Ad neutralizing antibody titers are C3-dependent. C57BL/6, C3-KO, Factor B knockout (FB-KO) and C1q-KO mice were injected with 7.5 × 10¹⁰ viral particle (vp) per mouse of rAd5-GFP (N = 3 for recombinant adenovirus (rAd)-naive animals, N = 4 for all immunized animals). Plasma samples were isolated at 30 d.p.i. and analyzed for neutralizing antibodies using four successive dilutions of plasma (see Materials and methods). Bars represent mean ± s.d. ‘**’ represents a statistical difference, as measured by a homoscedastic t-test, in neutralizing antibody titers found in plasma derived from C57BL/6 animals versus C3-KO animals (P<0.01).

Figure 5

Anti-recombinant adenovirus (rAd)-specific antibodies are dependent on both alternative pathway (AP) and classical pathway (CP) of complement. C57BL/6 (N = 3 naive and N = 7 immunized), C3-KO (N = 4 naive and N = 9 immunized), Factor B knockout (FB-KO) (N = 4 naive and N = 11 immunized) and C1q-KO (N = 3 naive and N = 5 immunized) mice were injected with 7.5 × 10¹⁰ viral particle (vp) per mouse of rAd5-GFP. (a) At 30 d.p.i., plasma was analyzed for anti-rAd capsid-specific total IgG antibodies at the appropriate dilution (1:800). Bars represent mean ± s.d. (b) Plasma was also analyzed for various IgG subclasses. Data points represent mean ± s.d. *P<0.05 and **P<0.01 indicate a statistical difference between C57BL/6 and each respective genotype. (c) The IgG2c/IgG1 ratio, indicative of a Th1/Th2 response, was calculated based on subclass titering.

Figure 6

Anti transgene (GFP)-specific antibodies are C3-dependent.

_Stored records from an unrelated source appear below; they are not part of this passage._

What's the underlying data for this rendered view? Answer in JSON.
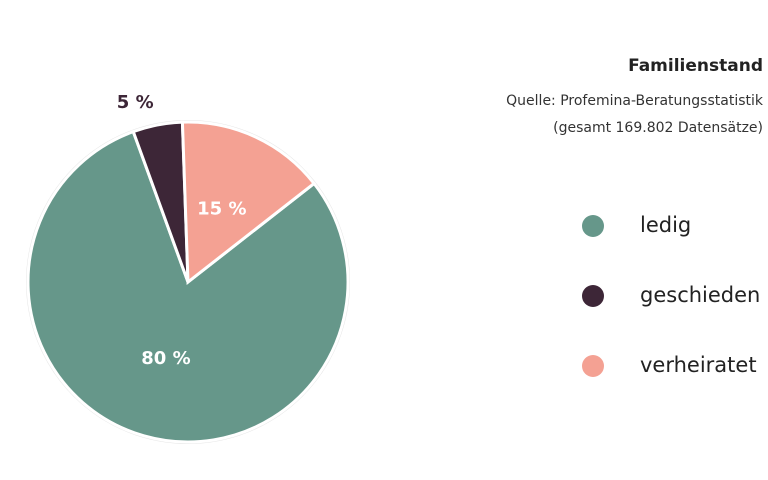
{
  "chart_data": {
    "type": "pie",
    "title": "Familienstand",
    "subtitle": [
      "Quelle: Profemina-Beratungsstatistik",
      "(gesamt 169.802 Datensätze)"
    ],
    "categories": [
      "ledig",
      "geschieden",
      "verheiratet"
    ],
    "values": [
      80,
      5,
      15
    ],
    "value_labels": [
      "80 %",
      "5 %",
      "15 %"
    ],
    "colors": [
      "#66978a",
      "#3d2637",
      "#f4a193"
    ]
  }
}
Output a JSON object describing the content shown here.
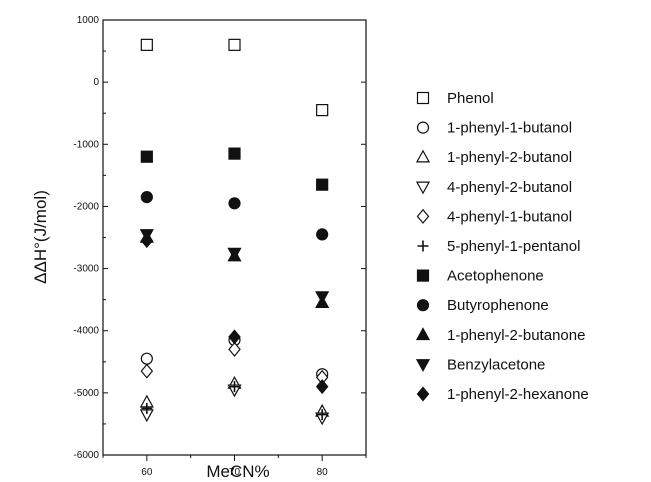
{
  "chart_data": {
    "type": "scatter",
    "title": "",
    "xlabel": "MeCN%",
    "ylabel": "ΔΔH°(J/mol)",
    "x": [
      60,
      70,
      80
    ],
    "x_ticks": [
      "60",
      "70",
      "80"
    ],
    "xlim": [
      55,
      85
    ],
    "y_ticks": [
      "1000",
      "0",
      "-1000",
      "-2000",
      "-3000",
      "-4000",
      "-5000",
      "-6000"
    ],
    "ylim": [
      -6000,
      1000
    ],
    "grid": false,
    "legend_position": "right",
    "series": [
      {
        "name": "Phenol",
        "marker": "square-open",
        "values": [
          600,
          600,
          -450
        ]
      },
      {
        "name": "1-phenyl-1-butanol",
        "marker": "circle-open",
        "values": [
          -4450,
          -4150,
          -4700
        ]
      },
      {
        "name": "1-phenyl-2-butanol",
        "marker": "triangle-up-open",
        "values": [
          -5150,
          -4850,
          -5300
        ]
      },
      {
        "name": "4-phenyl-2-butanol",
        "marker": "triangle-down-open",
        "values": [
          -5350,
          -4950,
          -5400
        ]
      },
      {
        "name": "4-phenyl-1-butanol",
        "marker": "diamond-open",
        "values": [
          -4650,
          -4300,
          -4750
        ]
      },
      {
        "name": "5-phenyl-1-pentanol",
        "marker": "plus",
        "values": [
          -5250,
          -4900,
          -5350
        ]
      },
      {
        "name": "Acetophenone",
        "marker": "square-filled",
        "values": [
          -1200,
          -1150,
          -1650
        ]
      },
      {
        "name": "Butyrophenone",
        "marker": "circle-filled",
        "values": [
          -1850,
          -1950,
          -2450
        ]
      },
      {
        "name": "1-phenyl-2-butanone",
        "marker": "triangle-up-filled",
        "values": [
          -2500,
          -2800,
          -3550
        ]
      },
      {
        "name": "Benzylacetone",
        "marker": "triangle-down-filled",
        "values": [
          -2450,
          -2750,
          -3450
        ]
      },
      {
        "name": "1-phenyl-2-hexanone",
        "marker": "diamond-filled",
        "values": [
          -2550,
          -4100,
          -4900
        ]
      }
    ]
  }
}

C57BL/6 (N = 3 naive and N = 7 immunized), C3-KO (N = 4 naive and N = 9 immunized), Factor B knockout (FB-KO) (N = 4 naive and N = 11 immunized) and C1q-KO (N = 3 naive and N = 5 immunized) mice were injected with 7.5 × 10¹⁰ viral particle (vp) per mouse of rAd5-GFP. (a) At 30 d.p.i., plasma was analyzed for anti-GFP-specific total IgG antibodies at the appropriate dilution (1:800). Bars represent mean±s.d. (b) Plasma was also analyzed for various IgG subclasses. Data points represent mean±s.d. *P<0.05 and **P<0.01 indicate a statistical difference between C57BL/6 and each respective genotype. (c) The IgG2c/IgG1 ratio, indicative of a Th1/Th2 response, was calculated based on subclass titering.